The engineering characteristic of G-EO robot is based on end effector device with BWS and a foot plates placed on a double crank and a rocker gear system, and with 3 DoF each, which allows the control of the length and the height of the steps. The foot plate angles can be used to simulate a real over-ground high repetitive walk.[23] The trajectories of the foot plates and the vertical and horizontal movements of the centre of mass are fully programmable, enabling wheelchair-bound subjects not only for the repetitive practice of simulated floor walking, but also to climb up and down the stairs. Heart rate and blood pressure were monitored at the beginning and at the end of each session. During the training, the therapist followed the treatment standing in front of the patient, to help if necessary. The parameters of the treatment were noted for each session, and the steps taken during the simulated walking were converted into the distance covered, based on the step length previously chosen.[24]

The practice included a robot-assisted walking therapy, at variable speeds, for 45 minutes, with a partial body weight support (BWS).
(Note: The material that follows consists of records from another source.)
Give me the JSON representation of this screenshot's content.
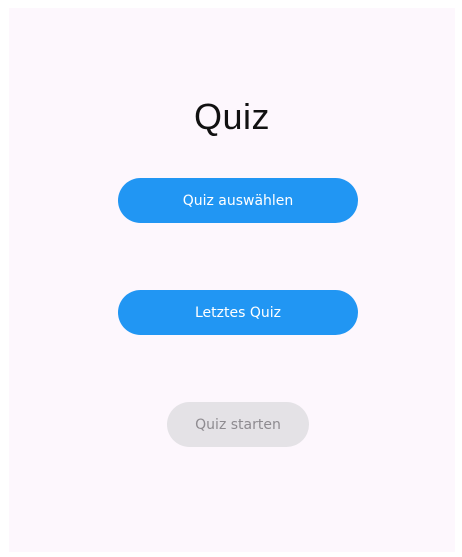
{
  "screen": {
    "title": "Quiz",
    "buttons": {
      "select_quiz": "Quiz auswählen",
      "last_quiz": "Letztes Quiz",
      "start_quiz": "Quiz starten"
    },
    "colors": {
      "background": "#fdf7fd",
      "primary": "#2196f3",
      "primary_text": "#ffffff",
      "disabled": "#e4e2e6",
      "disabled_text": "#8e8b90"
    },
    "start_quiz_enabled": false
  }
}
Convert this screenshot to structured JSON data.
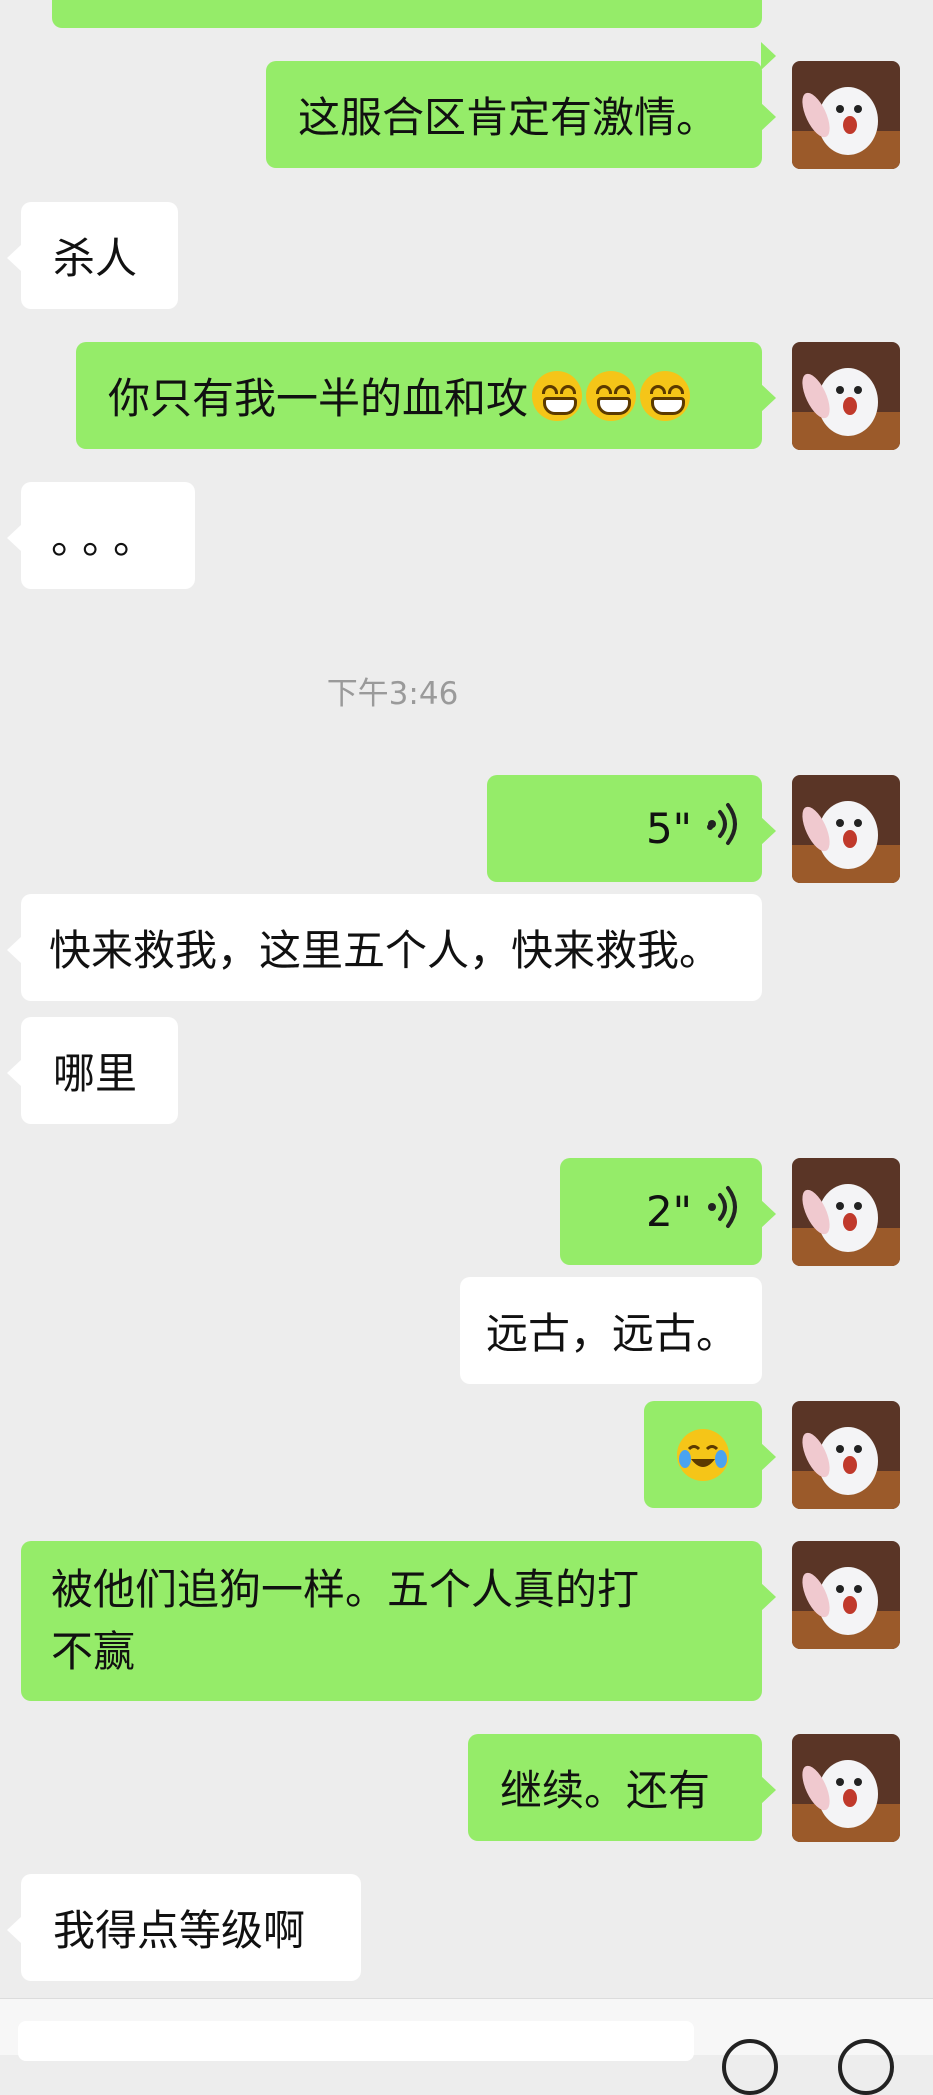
{
  "chat": {
    "timestamp": "下午3:46",
    "messages": [
      {
        "side": "me",
        "text": "这服合区肯定有激情。"
      },
      {
        "side": "other",
        "text": "杀人"
      },
      {
        "side": "me",
        "text": "你只有我一半的血和攻",
        "emoji": "grin-icon x3"
      },
      {
        "side": "other",
        "text": "。。。"
      },
      {
        "side": "me",
        "type": "voice",
        "duration": "5\""
      },
      {
        "side": "other",
        "text": "快来救我，这里五个人，快来救我。"
      },
      {
        "side": "other",
        "text": "哪里"
      },
      {
        "side": "me",
        "type": "voice",
        "duration": "2\""
      },
      {
        "side": "me",
        "text": "远古，远古。"
      },
      {
        "side": "me",
        "emoji": "crying-laughing-icon"
      },
      {
        "side": "me",
        "text": "被他们追狗一样。五个人真的打不赢"
      },
      {
        "side": "me",
        "text": "继续。还有"
      },
      {
        "side": "other",
        "text": "我得点等级啊"
      }
    ]
  },
  "colors": {
    "me_bubble": "#95ec69",
    "other_bubble": "#ffffff",
    "background": "#ededed"
  }
}
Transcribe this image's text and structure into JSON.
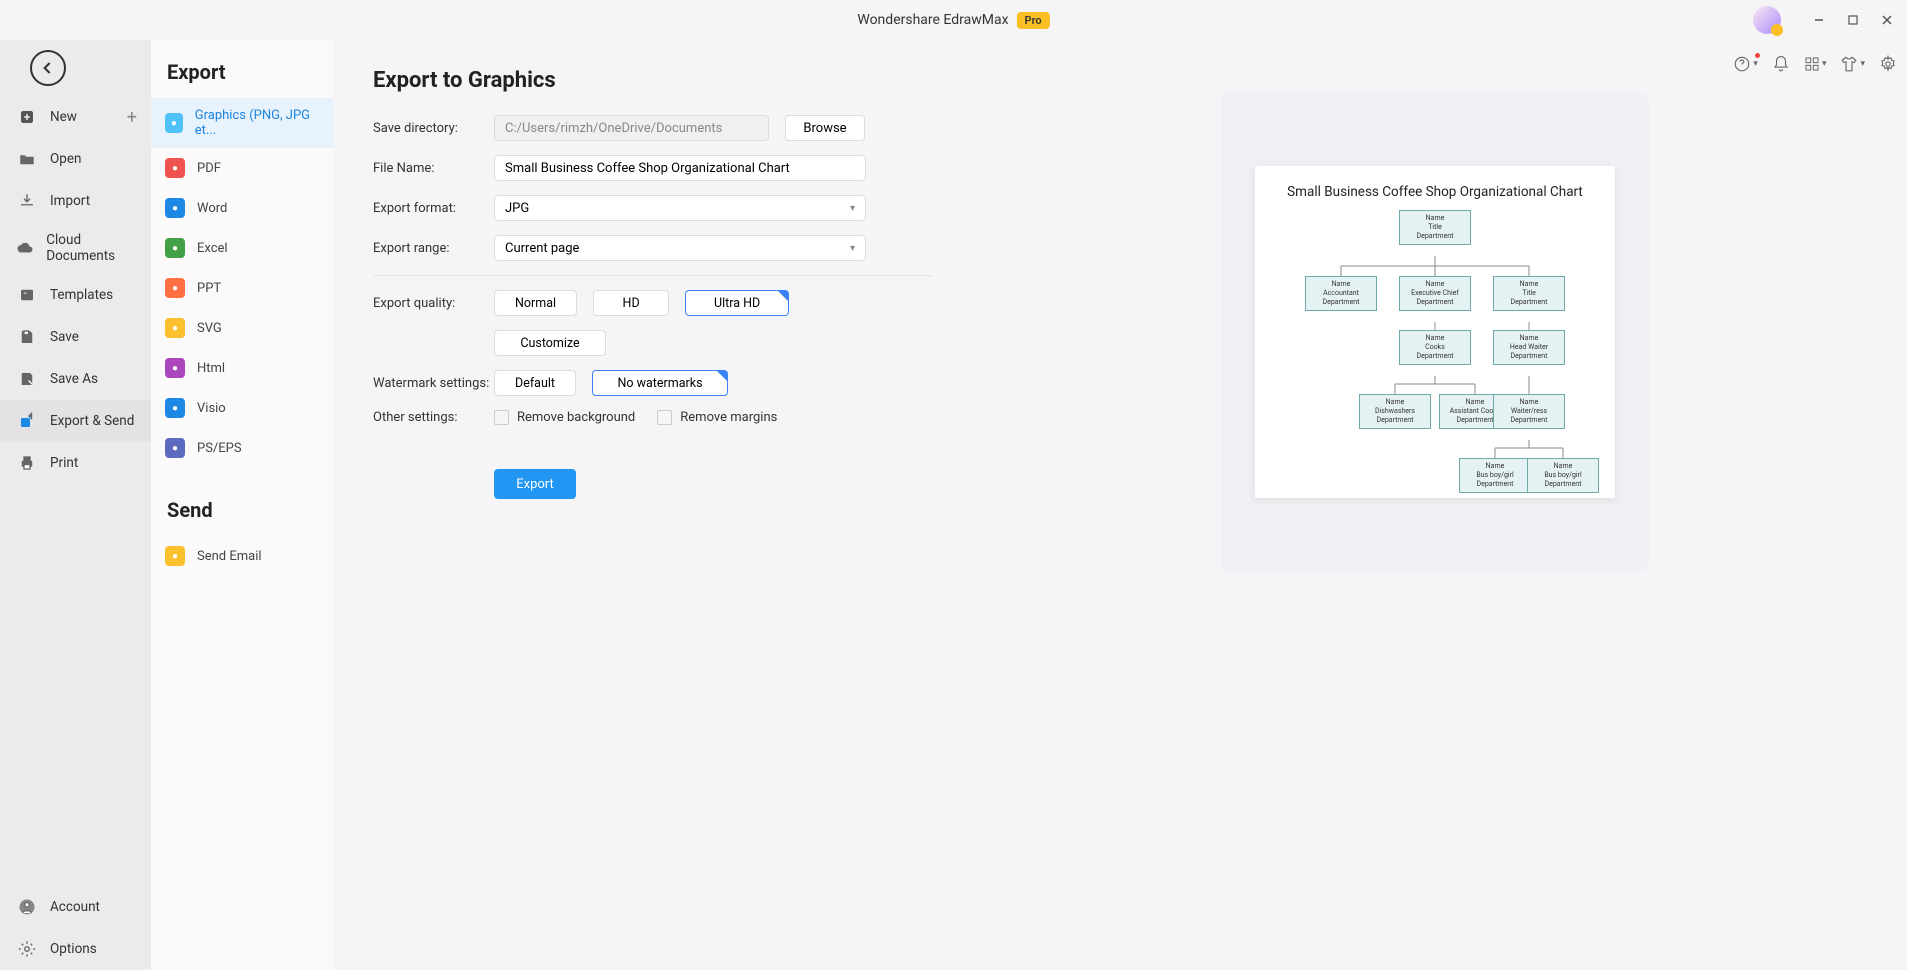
{
  "app": {
    "title": "Wondershare EdrawMax",
    "badge": "Pro"
  },
  "sidebar1": {
    "items": [
      {
        "label": "New",
        "icon": "plus-square",
        "hasPlus": true
      },
      {
        "label": "Open",
        "icon": "folder"
      },
      {
        "label": "Import",
        "icon": "download"
      },
      {
        "label": "Cloud Documents",
        "icon": "cloud"
      },
      {
        "label": "Templates",
        "icon": "template"
      },
      {
        "label": "Save",
        "icon": "save"
      },
      {
        "label": "Save As",
        "icon": "save-as"
      },
      {
        "label": "Export & Send",
        "icon": "export",
        "active": true
      },
      {
        "label": "Print",
        "icon": "print"
      }
    ],
    "footer": [
      {
        "label": "Account",
        "icon": "account"
      },
      {
        "label": "Options",
        "icon": "gear"
      }
    ]
  },
  "sidebar2": {
    "heading_export": "Export",
    "heading_send": "Send",
    "export_items": [
      {
        "label": "Graphics (PNG, JPG et...",
        "color": "#4fc3f7",
        "active": true
      },
      {
        "label": "PDF",
        "color": "#ef5350"
      },
      {
        "label": "Word",
        "color": "#1e88e5"
      },
      {
        "label": "Excel",
        "color": "#43a047"
      },
      {
        "label": "PPT",
        "color": "#ff7043"
      },
      {
        "label": "SVG",
        "color": "#fbc02d"
      },
      {
        "label": "Html",
        "color": "#ab47bc"
      },
      {
        "label": "Visio",
        "color": "#1e88e5"
      },
      {
        "label": "PS/EPS",
        "color": "#5c6bc0"
      }
    ],
    "send_items": [
      {
        "label": "Send Email",
        "color": "#fbc02d"
      }
    ]
  },
  "form": {
    "heading": "Export to Graphics",
    "labels": {
      "save_dir": "Save directory:",
      "file_name": "File Name:",
      "export_format": "Export format:",
      "export_range": "Export range:",
      "export_quality": "Export quality:",
      "watermark": "Watermark settings:",
      "other": "Other settings:"
    },
    "save_dir_value": "C:/Users/rimzh/OneDrive/Documents",
    "file_name_value": "Small Business Coffee Shop Organizational Chart",
    "export_format_value": "JPG",
    "export_range_value": "Current page",
    "browse": "Browse",
    "quality": {
      "normal": "Normal",
      "hd": "HD",
      "ultra": "Ultra HD",
      "custom": "Customize"
    },
    "watermark_default": "Default",
    "watermark_none": "No watermarks",
    "remove_bg": "Remove background",
    "remove_margins": "Remove margins",
    "export_btn": "Export"
  },
  "preview": {
    "title": "Small Business Coffee Shop Organizational Chart",
    "nodes": {
      "n1": "Name",
      "t1": "Title",
      "d1": "Department",
      "acc": "Accountant",
      "exec": "Executive Chief",
      "cooks": "Cooks",
      "headw": "Head Waiter",
      "dish": "Dishwashers",
      "asst": "Assistant Cooks",
      "wait": "Waiter/ress",
      "bus": "Bus boy/girl"
    }
  }
}
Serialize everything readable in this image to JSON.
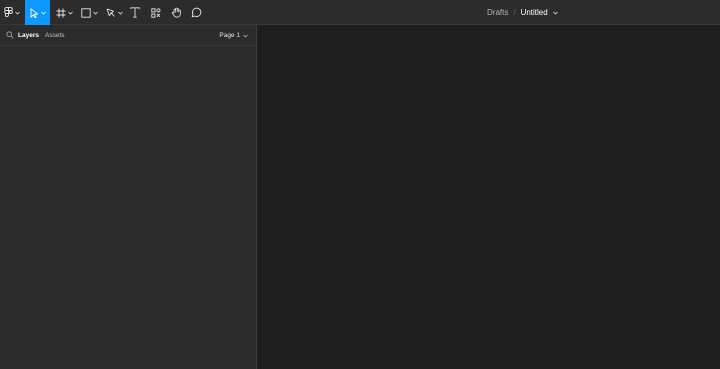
{
  "toolbar": {
    "main_menu_icon": "figma-logo-icon",
    "tools": [
      {
        "name": "move-tool",
        "icon": "pointer-icon",
        "active": true
      },
      {
        "name": "frame-tool",
        "icon": "hash-frame-icon",
        "active": false
      },
      {
        "name": "shape-tool",
        "icon": "rectangle-icon",
        "active": false
      },
      {
        "name": "pen-tool",
        "icon": "pen-icon",
        "active": false
      },
      {
        "name": "text-tool",
        "icon": "text-icon",
        "active": false
      },
      {
        "name": "resources-tool",
        "icon": "resources-icon",
        "active": false
      },
      {
        "name": "hand-tool",
        "icon": "hand-icon",
        "active": false
      },
      {
        "name": "comment-tool",
        "icon": "comment-icon",
        "active": false
      }
    ],
    "breadcrumb_folder": "Drafts",
    "breadcrumb_separator": "/",
    "file_name": "Untitled"
  },
  "panel": {
    "tabs": {
      "layers": "Layers",
      "assets": "Assets"
    },
    "page_selector": "Page 1"
  },
  "colors": {
    "accent": "#0d99ff",
    "toolbar_bg": "#2c2c2c",
    "panel_bg": "#2c2c2c",
    "canvas_bg": "#1e1e1e"
  }
}
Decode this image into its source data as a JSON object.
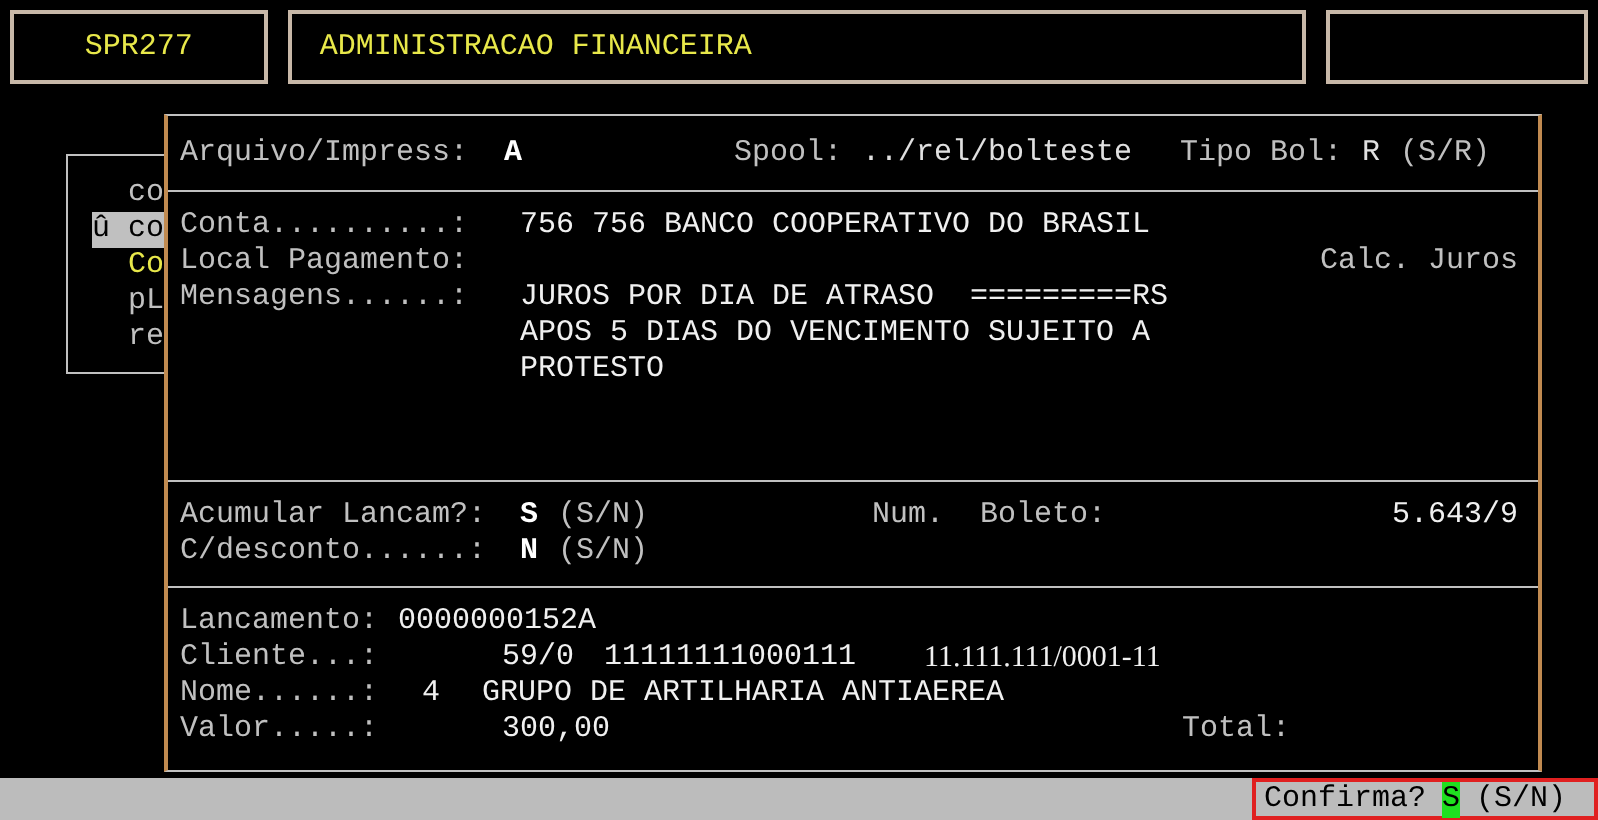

All participants started with 30-40% of BWS and an initial speed of 1.5 km/h; afterwards, speed was increased to a range of 2.2 to 2.5 km/h maximum and initial BWS was decreased. After 45 minutes the session was stopped.

Control Group. Each subject received 20 sessions (5 days a week for 4 weeks) of treadmill rehabilitation treatment. All subjects were asked by the therapist to perform a treadmill training treatment, at their best convenience, for 45 minutes, according to a protocol setting. The patients received video feedback to improve the gait quality. The Gait Trainer 3, equipped with Visual Biofeedback Screen, provided the necessary stimulus for retraining neural pathways, thus improving the patient's gait pattern and assessing the patient's ambulation progress The biofeedback parameters could be set by the therapist according to patient's characteristic (i.e. impairment) and to the desired goals (i.e. improvement in velocity and/or step length and/or cadence). In particular, the patients could follow a graphical representation of the foot, on the treadmill screen, having a visual feedback of their performance simultaneously.

Heart rate and blood pressure were monitored at the beginning and at the end of each session. During the training sessions, the therapist followed the treatment standing on one side of the patient. The treatment parameters were noted for each session.

In both groups, subjects who did not retrieve sessions and interrupted the treatment for more than 3 consecutive days were excluded from the study.

Statistical Analysis

All the previously defined parameters were computed for each participant. Mean values and standard deviations of all indexes were calculated for each group. The Kolomogorov–Smirnov tests were used to verify if the parameters were normally distributed. As this was not the case, we used Wilcoxon's tests in order to detect significant change between data at baseline (T0) and endpoint (T1). The T0 and T1 data of all patients and CG were compared with Mann–Whitney U tests. Statistical significance was set at p < 0.05. The Mann–Whitney test was used to compare median scores between groups.

Ethical Aspects

This study was performed in accordance with the Declaration of Helsinki and was approved by the ethics committees of IRCCS San Raffaele Pisana. Informed consent was obtained from all subjects enrolled in this study.